On n'ose pas sérieusement croire qu'on en est arrivé là. Le Sénat parle d'or en invoquant les principes républicains de la sécurité sociale, dont on espère que la valeur constitutionnelle serait le cas échéant reconnue. Mais la vigilance s'impose, à voir la marche en avant apparemment irrépressible de l'Etat-providence et l'incapacité de nos gouvernements successifs à ne serait-ce que freiner cette marche.
Lire aussi : le dossier de l'iFRAP sur les Prestations et aides sociales - le dérapage incontrôlé
[1] Peut-être plus anecdotique, mais tout autant symptomatique, le député UMP Thierry Mariani s'est fait vertement rabrouer lundi dernier par le Premier Ministre lorsqu'il a osé évoquer la nécessité de lutter contre les fraudes à l'AME (aide médicale aux sans-papiers), dont le budget a fortement augmenté récemment.
[2] La branche famille est, avec les branches maladie, vieillesse et accidents du travail, l'une des quatre branches de la Sécurité Sociale.

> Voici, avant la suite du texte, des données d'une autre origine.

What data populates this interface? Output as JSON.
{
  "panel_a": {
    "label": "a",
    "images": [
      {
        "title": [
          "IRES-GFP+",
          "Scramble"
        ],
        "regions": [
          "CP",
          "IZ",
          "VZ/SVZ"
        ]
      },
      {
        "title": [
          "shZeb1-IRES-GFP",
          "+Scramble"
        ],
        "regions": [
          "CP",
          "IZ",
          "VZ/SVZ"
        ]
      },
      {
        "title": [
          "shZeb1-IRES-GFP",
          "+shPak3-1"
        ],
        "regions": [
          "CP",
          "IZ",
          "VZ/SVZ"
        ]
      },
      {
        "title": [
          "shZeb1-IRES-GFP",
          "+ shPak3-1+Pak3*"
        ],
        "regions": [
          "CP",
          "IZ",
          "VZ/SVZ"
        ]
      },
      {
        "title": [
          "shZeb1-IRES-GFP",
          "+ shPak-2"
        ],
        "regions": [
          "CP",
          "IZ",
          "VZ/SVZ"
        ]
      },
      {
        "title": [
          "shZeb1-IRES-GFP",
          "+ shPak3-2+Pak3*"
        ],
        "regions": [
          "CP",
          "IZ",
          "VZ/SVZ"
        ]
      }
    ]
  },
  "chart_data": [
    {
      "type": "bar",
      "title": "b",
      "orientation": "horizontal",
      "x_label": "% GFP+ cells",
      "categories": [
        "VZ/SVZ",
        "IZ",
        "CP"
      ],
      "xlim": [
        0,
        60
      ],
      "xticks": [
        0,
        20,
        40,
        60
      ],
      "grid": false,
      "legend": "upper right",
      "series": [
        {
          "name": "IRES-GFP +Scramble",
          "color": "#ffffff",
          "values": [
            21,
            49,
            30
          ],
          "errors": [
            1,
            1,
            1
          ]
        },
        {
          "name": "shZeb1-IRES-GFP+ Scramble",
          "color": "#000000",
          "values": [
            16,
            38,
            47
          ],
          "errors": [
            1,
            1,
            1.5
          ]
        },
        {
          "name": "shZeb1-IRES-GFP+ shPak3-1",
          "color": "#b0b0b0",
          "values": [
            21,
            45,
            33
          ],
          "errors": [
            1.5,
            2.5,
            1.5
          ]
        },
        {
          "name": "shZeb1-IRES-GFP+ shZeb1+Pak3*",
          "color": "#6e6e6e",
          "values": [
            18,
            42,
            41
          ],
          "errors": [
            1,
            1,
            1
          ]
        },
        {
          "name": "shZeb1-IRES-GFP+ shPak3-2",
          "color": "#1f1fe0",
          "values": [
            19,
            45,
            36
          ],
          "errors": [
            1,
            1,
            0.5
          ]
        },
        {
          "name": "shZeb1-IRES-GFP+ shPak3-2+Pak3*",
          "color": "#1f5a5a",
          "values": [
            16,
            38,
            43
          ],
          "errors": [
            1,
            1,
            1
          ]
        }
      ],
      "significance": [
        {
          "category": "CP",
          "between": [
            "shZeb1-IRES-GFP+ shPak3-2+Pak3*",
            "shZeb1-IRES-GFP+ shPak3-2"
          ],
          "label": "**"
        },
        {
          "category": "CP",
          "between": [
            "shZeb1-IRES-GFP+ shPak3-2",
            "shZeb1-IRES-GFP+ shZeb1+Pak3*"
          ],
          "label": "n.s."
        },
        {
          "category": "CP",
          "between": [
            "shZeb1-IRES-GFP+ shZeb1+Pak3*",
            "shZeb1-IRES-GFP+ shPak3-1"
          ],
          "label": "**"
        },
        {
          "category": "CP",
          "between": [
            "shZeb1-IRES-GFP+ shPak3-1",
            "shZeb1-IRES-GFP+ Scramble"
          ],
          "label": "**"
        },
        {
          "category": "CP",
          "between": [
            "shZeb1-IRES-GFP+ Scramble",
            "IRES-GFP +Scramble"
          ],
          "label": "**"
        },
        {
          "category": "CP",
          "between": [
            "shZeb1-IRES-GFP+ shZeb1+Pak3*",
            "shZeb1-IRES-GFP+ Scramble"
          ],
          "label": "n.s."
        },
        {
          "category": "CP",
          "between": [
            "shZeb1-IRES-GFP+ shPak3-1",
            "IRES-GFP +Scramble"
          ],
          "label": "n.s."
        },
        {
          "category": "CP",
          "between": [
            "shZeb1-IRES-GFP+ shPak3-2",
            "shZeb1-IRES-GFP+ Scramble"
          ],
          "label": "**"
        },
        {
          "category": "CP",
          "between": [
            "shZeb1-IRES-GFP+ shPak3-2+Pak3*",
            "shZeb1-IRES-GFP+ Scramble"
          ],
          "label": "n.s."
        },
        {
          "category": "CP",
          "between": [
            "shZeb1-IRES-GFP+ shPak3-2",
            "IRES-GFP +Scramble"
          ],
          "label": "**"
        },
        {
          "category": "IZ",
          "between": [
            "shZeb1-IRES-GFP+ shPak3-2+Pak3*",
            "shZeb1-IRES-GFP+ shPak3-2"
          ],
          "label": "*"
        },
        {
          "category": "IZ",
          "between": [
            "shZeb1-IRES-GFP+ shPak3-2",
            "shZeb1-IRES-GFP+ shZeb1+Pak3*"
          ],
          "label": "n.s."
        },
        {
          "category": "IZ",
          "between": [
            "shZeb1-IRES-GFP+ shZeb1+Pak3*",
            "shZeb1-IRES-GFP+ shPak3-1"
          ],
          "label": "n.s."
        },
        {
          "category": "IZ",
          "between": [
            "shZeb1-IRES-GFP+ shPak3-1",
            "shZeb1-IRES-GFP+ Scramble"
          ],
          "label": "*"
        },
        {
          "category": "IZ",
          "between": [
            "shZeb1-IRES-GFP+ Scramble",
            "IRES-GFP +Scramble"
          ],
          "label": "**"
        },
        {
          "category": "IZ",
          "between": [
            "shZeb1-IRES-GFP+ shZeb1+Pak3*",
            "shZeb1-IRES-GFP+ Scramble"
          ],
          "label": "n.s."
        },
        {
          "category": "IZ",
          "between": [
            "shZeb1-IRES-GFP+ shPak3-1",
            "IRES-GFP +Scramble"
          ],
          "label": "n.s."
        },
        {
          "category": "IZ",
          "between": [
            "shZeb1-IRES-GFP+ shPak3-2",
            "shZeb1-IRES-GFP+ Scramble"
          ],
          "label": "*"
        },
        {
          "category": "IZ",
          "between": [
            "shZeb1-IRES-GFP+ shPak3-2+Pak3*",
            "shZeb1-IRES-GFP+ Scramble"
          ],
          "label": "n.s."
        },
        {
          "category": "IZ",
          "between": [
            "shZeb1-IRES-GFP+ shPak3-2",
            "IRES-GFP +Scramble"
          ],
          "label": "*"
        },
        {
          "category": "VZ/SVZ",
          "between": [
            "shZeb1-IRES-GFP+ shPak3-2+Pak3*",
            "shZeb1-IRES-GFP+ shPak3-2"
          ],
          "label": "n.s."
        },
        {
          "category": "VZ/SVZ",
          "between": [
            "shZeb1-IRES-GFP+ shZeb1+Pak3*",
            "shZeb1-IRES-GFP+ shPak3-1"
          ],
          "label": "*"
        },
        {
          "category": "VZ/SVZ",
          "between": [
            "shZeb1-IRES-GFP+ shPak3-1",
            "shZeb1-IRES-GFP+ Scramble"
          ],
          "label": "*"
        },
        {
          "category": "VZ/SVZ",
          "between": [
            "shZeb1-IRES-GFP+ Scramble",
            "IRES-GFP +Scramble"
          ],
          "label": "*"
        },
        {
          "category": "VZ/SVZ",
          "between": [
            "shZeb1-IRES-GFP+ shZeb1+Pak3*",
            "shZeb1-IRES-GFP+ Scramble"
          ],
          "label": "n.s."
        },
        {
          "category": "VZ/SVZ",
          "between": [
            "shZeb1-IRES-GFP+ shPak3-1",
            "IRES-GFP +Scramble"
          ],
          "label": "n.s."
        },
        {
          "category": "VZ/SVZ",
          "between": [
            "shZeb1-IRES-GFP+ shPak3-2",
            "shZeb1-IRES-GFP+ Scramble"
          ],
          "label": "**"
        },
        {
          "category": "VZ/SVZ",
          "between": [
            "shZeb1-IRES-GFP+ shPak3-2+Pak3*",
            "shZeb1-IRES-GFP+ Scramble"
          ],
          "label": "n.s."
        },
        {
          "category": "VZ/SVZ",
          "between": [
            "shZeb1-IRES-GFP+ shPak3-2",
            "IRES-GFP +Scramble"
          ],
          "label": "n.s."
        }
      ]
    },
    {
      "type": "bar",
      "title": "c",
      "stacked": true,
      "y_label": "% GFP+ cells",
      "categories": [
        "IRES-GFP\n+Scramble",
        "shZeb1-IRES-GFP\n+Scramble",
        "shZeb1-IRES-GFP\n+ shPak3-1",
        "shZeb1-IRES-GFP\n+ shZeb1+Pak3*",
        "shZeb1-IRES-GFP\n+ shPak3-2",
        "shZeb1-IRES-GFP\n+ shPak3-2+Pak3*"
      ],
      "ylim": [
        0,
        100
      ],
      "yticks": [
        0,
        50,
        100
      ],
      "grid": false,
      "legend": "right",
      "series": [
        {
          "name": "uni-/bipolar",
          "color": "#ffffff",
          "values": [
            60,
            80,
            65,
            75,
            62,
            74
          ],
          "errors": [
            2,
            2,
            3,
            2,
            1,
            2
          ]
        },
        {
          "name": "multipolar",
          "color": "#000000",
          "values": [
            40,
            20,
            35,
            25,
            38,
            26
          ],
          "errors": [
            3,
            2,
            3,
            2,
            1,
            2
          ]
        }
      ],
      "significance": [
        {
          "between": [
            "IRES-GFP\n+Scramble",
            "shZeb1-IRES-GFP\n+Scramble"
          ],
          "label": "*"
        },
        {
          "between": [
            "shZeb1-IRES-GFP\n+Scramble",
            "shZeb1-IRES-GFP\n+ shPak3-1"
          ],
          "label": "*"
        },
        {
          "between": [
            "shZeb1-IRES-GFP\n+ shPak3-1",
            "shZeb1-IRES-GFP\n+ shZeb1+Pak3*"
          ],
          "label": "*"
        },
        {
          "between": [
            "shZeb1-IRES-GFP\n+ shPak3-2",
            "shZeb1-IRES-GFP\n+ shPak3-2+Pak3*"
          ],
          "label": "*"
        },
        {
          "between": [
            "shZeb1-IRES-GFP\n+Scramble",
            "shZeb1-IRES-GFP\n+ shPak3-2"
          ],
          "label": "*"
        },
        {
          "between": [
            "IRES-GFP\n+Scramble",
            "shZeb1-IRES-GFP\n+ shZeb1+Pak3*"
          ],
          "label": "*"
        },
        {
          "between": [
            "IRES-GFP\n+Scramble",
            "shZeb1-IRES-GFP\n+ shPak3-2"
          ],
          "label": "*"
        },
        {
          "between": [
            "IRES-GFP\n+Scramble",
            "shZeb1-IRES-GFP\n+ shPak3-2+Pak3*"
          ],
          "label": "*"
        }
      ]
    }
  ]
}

Son financement repose sur les cotisations des salariés et travailleurs indépendants à hauteur des deux tiers, le dernier tiers étant couvert par une dotation émanant de la CSG. Il s'agit donc, pour la part relevant des AF de base, de prestations contributives, c'est-à-dire couvertes par les contributions des bénéficiaires, et ce dans une logique de solidarité « horizontale » (solidarités entre actifs et retraités, entre bien portants et malades, entre célibataires et chargés de famille) par opposition à la solidarité « verticale » qui exprime un transfert des plus riches vers les plus pauvres. Les AF profitent à toutes les familles qui, en métropole, ont plus d'un enfant, ce qui traduit la politique traditionnelle de la famille, orientée vers l'encouragement de la natalité.
[3] André Babeau, dans Les Echos du 30 août.